Manche glaubten nun, Frauenidentität endlich selbst füllen zu können, weshalb Zuschreibungen qua Geschlecht plötzlich nicht mehr verdammenswert erschienen, sondern teilweise sogar gewünscht und produziert wurden. Damit bewegten sie sich auf einer Argumentationsebene, auf der Ungleichheiten festgeschrieben werden. In den achtziger Jahren hatten dann auch Differenzfeministinnen wie Luce Irigaray das Wort. Ihrer Forderung nach Anerkennung des weiblichen Andersseins wurde nur zu gerne nachgekommen, verhinderte doch eine universalistische Politik der Differenz alle Frauen sind eben ganz anders (besser) als alle Männer die Analyse bestehender Unterschiede zwischen Frauen, beispielsweise aufgrund von Rassismen oder Klassismen.

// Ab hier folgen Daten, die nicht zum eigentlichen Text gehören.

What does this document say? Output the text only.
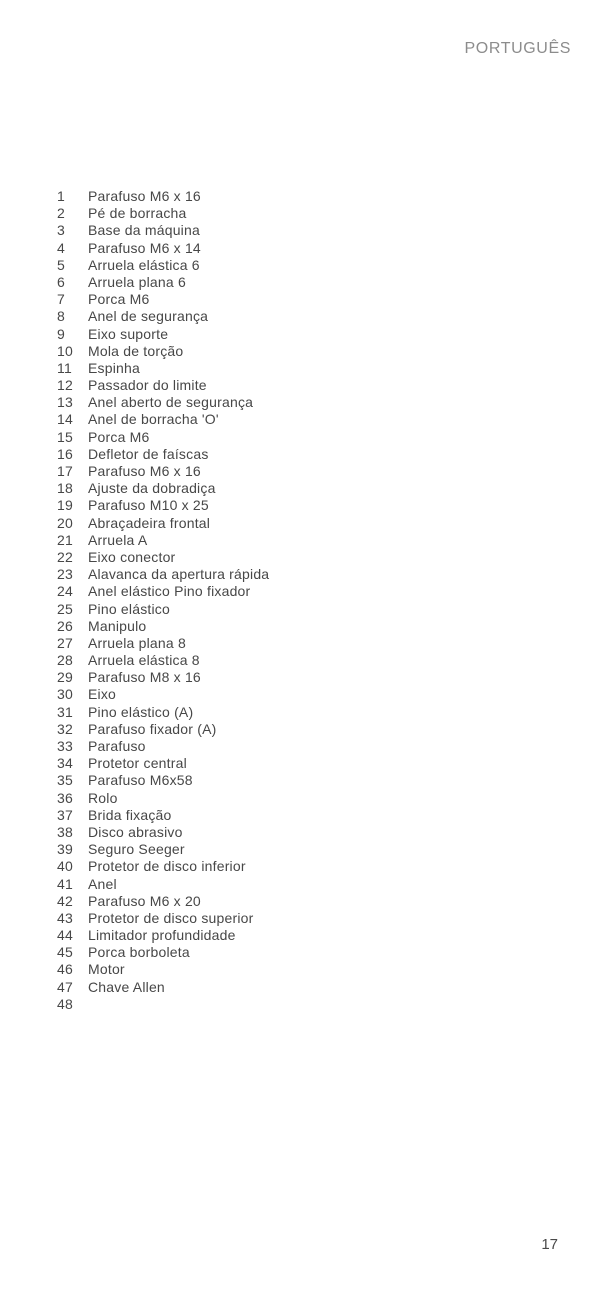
PORTUGUÊS
1	Parafuso M6 x 16
2	Pé de borracha
3	Base da máquina
4	Parafuso M6 x 14
5	Arruela elástica 6
6	Arruela plana 6
7	Porca M6
8	Anel de segurança
9	Eixo suporte
10	Mola de torção
11	Espinha
12	Passador do limite
13	Anel aberto de segurança
14	Anel de borracha 'O'
15	Porca M6
16	Defletor de faíscas
17	Parafuso M6 x 16
18	Ajuste da dobradiça
19	Parafuso M10 x 25
20	Abraçadeira frontal
21	Arruela A
22	Eixo conector
23	Alavanca da apertura rápida
24	Anel elástico Pino fixador
25	Pino elástico
26	Manipulo
27	Arruela plana 8
28	Arruela elástica 8
29	Parafuso M8 x 16
30	Eixo
31	Pino elástico (A)
32	Parafuso fixador (A)
33	Parafuso
34	Protetor central
35	Parafuso M6x58
36	Rolo
37	Brida fixação
38	Disco abrasivo
39	Seguro Seeger
40	Protetor de disco inferior
41	Anel
42	Parafuso M6 x 20
43	Protetor de disco superior
44	Limitador profundidade
45	Porca borboleta
46	Motor
47	Chave Allen
48
17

Die Integration des Themas Frauenemanzipation in die öffentliche Diskussion und in die staatliche Politik führte zur Etablierung feministischer Theorien im akademischen Bereich (vor allem in den Sozial-, Gesellschafts- und Geisteswissenschaften) und förderte die Enstehung eines Expertinnentums. Ende der achtziger Jahre wurde der Differenzfeminismus im Rahmen der Genderdebatten durch den dekonstruktiven Feminismus angegriffen. Dies verhinderte jedoch nicht, daß feministische Theorie als Teil einer Politik der Befreiung sich hin zu feministischen Kulturtheorien verschob, die auf dem freien Markt gehandelt und deren jeweilige Repräsentantinnen einfach nur ausgewechselt werden. Die Avantgarde akademischer Fachfrauen für Feminismustheorie mit teilweise internationalem Renommee entfernte sich immer mehr von der Analyse der gesellschaftlichen Ausbeutungsverhältnisse, deren Auswirkungen auf den Alltag von Frauen und der Neubestimmung feministischer Praxis. Die feministische Avantgarde wurde Teil einer Politik der Repräsentation durch einzelne Superfrauen und beschränkte sich zunehmend auf Identitätspolitik.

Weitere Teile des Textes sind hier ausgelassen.